Yo te amo también bajo todas tus formas,
delgada, feucha, virgen con la que se acostaría cualquiera,
blanca figura flotando entre barbas alemanas,
mezquina gobernanta de los enormes mapas, rosa
solitaria plañidera de un príncipe.
Reina Victoria.
Yo soy frío y lluvioso.
Estoy sucio como el tejado de cristal de una estación de ferrocarril.
Me siento como un modelo vacío de hierro forjado.

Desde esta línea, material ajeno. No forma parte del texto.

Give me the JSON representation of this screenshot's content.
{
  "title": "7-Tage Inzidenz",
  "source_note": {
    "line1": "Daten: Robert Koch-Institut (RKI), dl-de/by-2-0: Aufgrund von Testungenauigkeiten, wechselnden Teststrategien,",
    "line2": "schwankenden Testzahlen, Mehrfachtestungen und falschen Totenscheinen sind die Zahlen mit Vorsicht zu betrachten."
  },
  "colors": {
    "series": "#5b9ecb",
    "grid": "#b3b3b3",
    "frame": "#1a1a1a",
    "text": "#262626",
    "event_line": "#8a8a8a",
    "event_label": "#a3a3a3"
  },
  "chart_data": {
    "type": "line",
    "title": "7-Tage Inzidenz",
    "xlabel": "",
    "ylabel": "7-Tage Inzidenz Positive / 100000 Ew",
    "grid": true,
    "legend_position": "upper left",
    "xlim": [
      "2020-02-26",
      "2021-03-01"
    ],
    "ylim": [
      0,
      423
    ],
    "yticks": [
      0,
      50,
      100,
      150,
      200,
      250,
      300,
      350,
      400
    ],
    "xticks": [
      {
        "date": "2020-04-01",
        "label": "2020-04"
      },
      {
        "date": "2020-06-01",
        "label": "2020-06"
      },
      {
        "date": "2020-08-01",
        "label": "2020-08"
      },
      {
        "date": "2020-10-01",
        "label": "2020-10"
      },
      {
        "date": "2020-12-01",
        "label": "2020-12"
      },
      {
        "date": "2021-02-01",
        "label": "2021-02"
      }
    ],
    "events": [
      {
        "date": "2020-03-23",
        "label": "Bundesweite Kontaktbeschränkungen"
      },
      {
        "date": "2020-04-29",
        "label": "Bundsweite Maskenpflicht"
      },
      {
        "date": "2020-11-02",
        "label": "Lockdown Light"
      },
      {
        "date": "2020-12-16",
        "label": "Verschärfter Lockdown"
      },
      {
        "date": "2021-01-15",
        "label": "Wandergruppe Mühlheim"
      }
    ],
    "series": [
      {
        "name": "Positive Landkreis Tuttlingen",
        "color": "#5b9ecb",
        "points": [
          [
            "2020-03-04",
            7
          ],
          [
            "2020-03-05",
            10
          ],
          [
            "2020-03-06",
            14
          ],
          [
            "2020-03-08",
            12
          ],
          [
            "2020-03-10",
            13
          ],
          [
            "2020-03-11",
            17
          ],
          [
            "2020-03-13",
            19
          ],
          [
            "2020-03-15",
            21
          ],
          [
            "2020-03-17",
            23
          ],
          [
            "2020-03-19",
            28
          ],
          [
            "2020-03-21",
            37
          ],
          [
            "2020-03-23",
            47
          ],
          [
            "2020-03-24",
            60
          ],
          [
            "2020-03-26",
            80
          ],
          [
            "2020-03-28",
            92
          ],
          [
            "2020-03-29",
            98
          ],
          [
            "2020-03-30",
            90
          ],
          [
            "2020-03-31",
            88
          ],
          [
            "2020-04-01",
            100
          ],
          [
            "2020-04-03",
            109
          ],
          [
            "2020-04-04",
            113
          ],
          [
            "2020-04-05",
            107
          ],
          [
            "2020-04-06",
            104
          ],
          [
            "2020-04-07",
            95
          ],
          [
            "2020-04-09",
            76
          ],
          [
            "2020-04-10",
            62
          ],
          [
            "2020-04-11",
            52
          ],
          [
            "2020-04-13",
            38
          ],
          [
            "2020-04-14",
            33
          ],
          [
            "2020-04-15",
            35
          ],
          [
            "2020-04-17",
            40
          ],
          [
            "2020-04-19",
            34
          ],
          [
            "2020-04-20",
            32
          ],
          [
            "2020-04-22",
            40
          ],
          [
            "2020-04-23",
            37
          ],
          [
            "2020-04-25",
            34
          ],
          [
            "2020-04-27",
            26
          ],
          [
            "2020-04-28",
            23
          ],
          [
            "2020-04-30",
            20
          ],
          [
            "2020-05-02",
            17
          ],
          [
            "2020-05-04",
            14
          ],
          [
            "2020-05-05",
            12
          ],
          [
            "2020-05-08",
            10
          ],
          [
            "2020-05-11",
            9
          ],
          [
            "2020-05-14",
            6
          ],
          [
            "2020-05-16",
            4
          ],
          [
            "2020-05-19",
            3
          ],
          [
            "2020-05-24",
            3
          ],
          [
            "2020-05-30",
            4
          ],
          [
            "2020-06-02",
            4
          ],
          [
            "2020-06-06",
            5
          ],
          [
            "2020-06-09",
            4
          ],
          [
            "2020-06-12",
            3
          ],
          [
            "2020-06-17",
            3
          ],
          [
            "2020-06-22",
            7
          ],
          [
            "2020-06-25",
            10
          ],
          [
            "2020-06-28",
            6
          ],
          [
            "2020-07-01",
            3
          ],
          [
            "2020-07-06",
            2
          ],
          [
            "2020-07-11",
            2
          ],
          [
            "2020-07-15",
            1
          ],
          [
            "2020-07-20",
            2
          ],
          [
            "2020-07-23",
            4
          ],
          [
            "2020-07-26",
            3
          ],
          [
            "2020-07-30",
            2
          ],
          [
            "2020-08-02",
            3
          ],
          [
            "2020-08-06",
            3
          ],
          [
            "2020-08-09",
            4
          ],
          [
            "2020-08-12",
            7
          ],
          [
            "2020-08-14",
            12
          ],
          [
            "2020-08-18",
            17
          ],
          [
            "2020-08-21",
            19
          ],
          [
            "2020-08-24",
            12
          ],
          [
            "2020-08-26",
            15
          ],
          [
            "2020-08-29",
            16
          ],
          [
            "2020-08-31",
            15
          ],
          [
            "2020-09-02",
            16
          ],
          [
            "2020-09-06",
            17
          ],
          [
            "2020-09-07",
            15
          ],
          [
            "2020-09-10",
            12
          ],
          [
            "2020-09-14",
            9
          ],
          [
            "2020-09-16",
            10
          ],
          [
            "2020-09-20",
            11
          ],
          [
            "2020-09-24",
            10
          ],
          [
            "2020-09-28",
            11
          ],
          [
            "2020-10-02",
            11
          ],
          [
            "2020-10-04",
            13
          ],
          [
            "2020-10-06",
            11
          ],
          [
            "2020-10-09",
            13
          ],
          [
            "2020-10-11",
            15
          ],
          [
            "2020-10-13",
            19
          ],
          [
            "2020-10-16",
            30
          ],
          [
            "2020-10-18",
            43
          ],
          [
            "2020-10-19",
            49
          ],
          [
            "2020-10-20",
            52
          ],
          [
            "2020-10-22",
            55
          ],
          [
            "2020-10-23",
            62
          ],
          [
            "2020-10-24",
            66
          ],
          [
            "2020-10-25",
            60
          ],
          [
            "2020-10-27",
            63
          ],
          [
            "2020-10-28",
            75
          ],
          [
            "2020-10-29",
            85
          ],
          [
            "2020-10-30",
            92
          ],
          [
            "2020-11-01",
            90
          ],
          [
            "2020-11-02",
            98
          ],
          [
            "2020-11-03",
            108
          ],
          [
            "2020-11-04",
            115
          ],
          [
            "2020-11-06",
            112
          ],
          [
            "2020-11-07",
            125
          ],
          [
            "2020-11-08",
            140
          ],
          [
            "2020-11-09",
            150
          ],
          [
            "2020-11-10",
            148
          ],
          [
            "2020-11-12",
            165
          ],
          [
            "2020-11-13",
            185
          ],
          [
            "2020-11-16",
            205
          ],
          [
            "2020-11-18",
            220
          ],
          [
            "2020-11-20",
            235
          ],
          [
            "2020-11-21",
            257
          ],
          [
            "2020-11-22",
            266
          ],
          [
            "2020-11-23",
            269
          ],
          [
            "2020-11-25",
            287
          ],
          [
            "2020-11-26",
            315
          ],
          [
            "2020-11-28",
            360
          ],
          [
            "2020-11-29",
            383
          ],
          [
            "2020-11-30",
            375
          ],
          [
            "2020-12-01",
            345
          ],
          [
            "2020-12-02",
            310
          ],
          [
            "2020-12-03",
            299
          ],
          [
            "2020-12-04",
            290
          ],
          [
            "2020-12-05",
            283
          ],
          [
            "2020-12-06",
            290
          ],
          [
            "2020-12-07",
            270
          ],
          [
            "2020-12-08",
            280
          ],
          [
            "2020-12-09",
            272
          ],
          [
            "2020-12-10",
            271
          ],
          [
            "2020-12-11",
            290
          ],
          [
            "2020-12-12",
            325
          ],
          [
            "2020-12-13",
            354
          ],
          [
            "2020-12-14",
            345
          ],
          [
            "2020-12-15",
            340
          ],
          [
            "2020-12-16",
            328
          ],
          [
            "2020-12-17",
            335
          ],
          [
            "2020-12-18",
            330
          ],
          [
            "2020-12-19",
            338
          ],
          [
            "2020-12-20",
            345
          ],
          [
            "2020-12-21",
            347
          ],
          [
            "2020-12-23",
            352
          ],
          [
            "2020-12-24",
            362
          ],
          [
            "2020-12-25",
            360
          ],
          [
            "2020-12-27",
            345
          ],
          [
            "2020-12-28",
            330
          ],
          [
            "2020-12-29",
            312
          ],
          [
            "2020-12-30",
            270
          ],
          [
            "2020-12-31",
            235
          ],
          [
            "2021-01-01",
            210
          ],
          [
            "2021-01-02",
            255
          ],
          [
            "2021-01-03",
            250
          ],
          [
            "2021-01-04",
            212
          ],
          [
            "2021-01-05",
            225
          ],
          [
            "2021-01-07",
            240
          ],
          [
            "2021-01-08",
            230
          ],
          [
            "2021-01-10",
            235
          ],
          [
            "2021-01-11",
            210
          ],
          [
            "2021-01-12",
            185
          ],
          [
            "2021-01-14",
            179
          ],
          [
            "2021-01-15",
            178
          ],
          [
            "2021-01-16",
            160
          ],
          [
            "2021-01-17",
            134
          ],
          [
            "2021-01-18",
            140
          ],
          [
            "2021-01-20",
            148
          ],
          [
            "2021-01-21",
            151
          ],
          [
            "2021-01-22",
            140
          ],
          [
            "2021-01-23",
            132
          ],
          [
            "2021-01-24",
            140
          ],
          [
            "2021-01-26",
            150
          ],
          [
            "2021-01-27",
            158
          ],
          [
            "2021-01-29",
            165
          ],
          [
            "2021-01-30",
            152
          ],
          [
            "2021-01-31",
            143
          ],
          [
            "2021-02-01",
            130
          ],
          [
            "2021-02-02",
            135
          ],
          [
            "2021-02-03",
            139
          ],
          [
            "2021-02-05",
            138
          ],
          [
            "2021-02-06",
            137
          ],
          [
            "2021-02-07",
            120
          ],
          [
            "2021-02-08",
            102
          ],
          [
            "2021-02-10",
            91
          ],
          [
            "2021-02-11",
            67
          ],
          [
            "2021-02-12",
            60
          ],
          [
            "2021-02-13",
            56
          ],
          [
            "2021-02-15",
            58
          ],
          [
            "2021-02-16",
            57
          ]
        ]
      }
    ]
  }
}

Quiero que todo esté ornamentado
porque mi amor se ha ido con otros muchachos.
Reina Victoria,
tienes algún castigo bajo el encaje blanco,
serás seca con ella,
y la harás leer pequeñas biblias,
la azotarás con un corsé mecánico.
Yo la deseo pura como el poder,
quiero que su piel esté ligeramente rancia de enaguas,
¿querrías lavar los fáciles bidets de su cerebro?
Reina Victoria.
No me siento demasiado alimentado por el amor moderno.
Querrías entrar en mi vida
con tu dolor y tus negros carruajes
y tu perfecta memoria.
Reina Victoria.
El siglo veinte nos pertenece a ti y a mí.

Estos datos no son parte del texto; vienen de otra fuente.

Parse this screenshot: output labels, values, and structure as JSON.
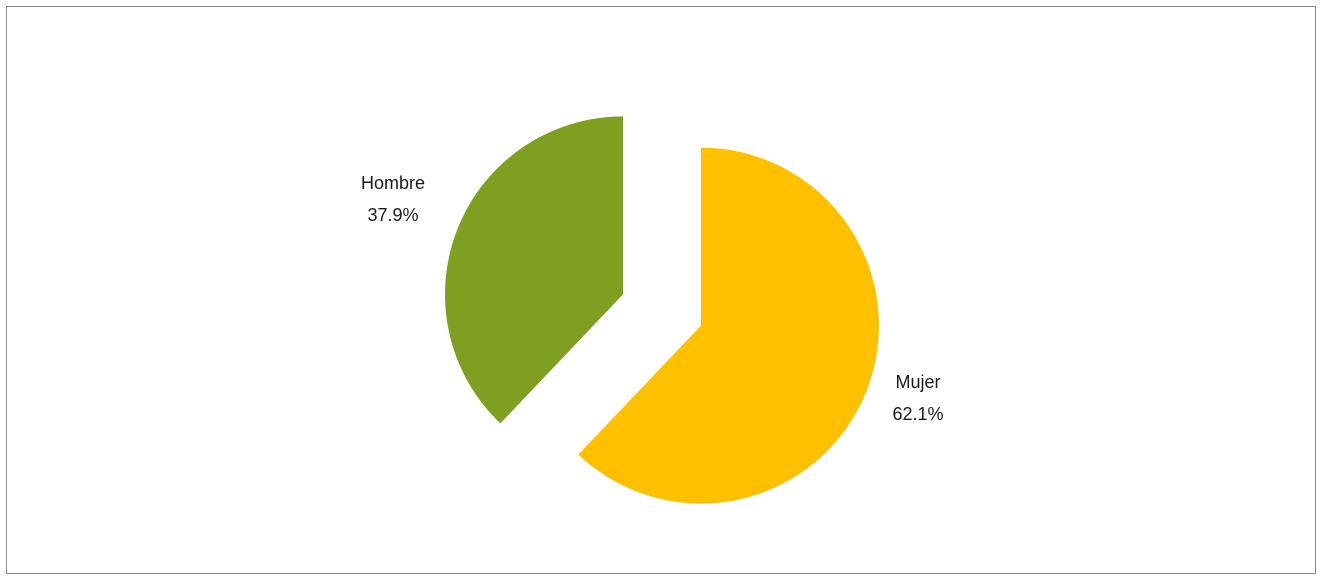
{
  "chart_data": {
    "type": "pie",
    "exploded": true,
    "start_angle_deg": 0,
    "direction": "clockwise",
    "slices": [
      {
        "label": "Mujer",
        "value": 62.1,
        "display": "62.1%",
        "color": "#FFC000"
      },
      {
        "label": "Hombre",
        "value": 37.9,
        "display": "37.9%",
        "color": "#7E9F20"
      }
    ],
    "legend": "none",
    "title": ""
  }
}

Seamos dos severos gigantes
(no menos solitarios por nuestra mutua compañía)
que decoloran tubos de ensayos en los salones de la ciencia,
que aparecen inesperadamente e indeseados en cada Feria Mundial
cargados de proverbios y correcciones,
confundiendo a los turistas anonadados por las estrellas
con nuestro incomparable sentido de pérdida.